A latke is potato pancake particularly popular during Chanukah. A hamantash is a triangular pastry filled with poppy seeds or fruit, often eaten during the festive Jewish holiday of Purim, which commemorates the survival of the Jews who Persian rulers in the 5th Century vowed to destroy. Purim, a one-day holiday, is this Thursday.
Amy Krause, who graduated from West Bloomfield High School and Wayne State University, is working on a documentary on the debate. In the past two years, she's interviewed moderators and debators at the University of Chicago, Joan Nathan, a James Beard award-winning cookbook author and Jewish food historian, and Jews around the U.S. and in Tel Aviv and Krakow, Poland. The pandemic has slowed the project.
"Until now this annual debate, held at the University of Chicago for 73 years, has been open only to Nobel laureates and esteemed members of academia’s intelligentsia," says Krause, who now lives in the San Diego area. "But I hope to change all that by making 'Latke vs. Hamantash: The Movie' for a global audience to enjoy."

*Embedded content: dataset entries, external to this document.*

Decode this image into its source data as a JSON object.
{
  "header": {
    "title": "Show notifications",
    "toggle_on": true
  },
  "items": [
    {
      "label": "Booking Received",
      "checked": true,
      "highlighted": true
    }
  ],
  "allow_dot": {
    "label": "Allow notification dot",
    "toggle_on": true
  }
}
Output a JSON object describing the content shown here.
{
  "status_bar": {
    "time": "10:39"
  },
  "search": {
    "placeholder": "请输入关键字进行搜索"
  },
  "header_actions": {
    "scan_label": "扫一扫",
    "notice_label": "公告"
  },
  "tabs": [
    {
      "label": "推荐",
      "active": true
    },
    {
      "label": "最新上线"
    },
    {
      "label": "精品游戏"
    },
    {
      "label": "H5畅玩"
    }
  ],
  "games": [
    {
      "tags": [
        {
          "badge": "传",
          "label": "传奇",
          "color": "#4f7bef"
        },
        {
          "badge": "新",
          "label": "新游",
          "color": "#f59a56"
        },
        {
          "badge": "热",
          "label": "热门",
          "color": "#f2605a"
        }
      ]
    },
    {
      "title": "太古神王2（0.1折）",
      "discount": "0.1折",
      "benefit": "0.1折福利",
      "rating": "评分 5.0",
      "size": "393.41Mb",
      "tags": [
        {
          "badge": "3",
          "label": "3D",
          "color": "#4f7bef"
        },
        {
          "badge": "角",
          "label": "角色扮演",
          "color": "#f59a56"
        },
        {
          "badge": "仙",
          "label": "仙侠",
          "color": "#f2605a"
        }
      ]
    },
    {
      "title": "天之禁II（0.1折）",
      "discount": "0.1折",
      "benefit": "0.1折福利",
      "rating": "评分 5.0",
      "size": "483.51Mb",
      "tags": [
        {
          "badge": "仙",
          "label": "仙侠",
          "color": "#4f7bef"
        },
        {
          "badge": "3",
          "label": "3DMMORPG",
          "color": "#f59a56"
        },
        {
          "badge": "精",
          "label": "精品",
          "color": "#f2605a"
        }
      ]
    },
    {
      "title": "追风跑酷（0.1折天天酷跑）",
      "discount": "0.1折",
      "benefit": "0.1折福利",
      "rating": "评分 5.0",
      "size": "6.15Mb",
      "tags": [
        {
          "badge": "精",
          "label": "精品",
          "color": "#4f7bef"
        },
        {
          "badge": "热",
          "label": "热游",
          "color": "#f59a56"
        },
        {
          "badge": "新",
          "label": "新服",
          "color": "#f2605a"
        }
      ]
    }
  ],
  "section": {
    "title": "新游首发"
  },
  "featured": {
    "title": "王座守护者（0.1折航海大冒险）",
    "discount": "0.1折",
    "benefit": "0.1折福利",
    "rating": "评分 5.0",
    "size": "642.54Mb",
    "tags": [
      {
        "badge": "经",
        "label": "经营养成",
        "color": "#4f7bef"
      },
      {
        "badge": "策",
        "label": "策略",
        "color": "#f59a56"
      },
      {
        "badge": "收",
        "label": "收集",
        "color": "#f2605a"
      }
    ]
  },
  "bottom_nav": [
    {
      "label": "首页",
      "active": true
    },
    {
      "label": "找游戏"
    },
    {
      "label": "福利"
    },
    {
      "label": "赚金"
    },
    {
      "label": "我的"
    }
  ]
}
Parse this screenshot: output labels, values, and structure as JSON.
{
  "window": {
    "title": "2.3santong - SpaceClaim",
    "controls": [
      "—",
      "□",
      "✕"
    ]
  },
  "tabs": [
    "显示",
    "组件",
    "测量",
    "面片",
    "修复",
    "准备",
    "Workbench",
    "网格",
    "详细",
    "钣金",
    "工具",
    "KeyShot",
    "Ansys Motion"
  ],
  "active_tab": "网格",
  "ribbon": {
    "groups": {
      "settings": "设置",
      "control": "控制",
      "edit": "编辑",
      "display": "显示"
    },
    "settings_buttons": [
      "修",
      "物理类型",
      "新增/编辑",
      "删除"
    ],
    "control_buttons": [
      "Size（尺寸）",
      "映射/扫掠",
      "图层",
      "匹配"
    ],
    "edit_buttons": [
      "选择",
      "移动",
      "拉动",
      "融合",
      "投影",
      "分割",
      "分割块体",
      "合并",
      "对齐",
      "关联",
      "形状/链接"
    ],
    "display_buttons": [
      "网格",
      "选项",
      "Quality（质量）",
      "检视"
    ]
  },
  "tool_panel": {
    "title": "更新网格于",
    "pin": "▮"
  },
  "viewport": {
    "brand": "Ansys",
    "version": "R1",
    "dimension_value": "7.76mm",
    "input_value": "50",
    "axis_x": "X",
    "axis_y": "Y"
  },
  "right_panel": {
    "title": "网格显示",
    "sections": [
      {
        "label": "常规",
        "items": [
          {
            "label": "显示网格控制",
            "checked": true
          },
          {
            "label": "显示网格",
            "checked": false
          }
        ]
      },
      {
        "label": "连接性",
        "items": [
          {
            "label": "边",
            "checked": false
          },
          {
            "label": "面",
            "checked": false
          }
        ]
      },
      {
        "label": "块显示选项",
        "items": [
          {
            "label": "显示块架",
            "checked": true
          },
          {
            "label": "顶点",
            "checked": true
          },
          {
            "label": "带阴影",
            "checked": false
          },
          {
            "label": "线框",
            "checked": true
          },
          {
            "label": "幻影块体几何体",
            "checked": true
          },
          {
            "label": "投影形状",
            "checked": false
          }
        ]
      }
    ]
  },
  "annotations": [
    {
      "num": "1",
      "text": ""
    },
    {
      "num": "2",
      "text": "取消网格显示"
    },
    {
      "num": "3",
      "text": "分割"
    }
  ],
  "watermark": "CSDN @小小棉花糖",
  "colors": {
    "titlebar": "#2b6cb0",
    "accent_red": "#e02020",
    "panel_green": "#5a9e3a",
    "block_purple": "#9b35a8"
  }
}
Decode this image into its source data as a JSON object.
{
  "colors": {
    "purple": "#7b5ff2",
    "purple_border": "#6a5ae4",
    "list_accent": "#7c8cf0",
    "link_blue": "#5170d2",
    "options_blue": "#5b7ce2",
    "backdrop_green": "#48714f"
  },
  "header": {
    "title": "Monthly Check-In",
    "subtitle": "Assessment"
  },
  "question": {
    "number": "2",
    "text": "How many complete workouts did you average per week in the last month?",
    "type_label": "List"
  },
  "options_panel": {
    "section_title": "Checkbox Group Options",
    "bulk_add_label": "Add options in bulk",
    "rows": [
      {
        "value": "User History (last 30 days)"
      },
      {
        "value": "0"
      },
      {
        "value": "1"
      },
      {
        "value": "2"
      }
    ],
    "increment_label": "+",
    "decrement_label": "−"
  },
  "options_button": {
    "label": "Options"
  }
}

In October 2019, she filmed a one-minute-plus trailer for the documentary in West Bloomfield. It shows a man on his deathbed, played by local attorney Arthur James Rubiner, giving his verdict on the debate as he gasps for his final breath. See the promo below.
Krause explains the nuances of the debate.
"Most people are in the latke camp - but they misunderstand the question. It isn’t, what is the more delicious Jewish food? it is, what is the more perfect Jewish food ? That's a very different question."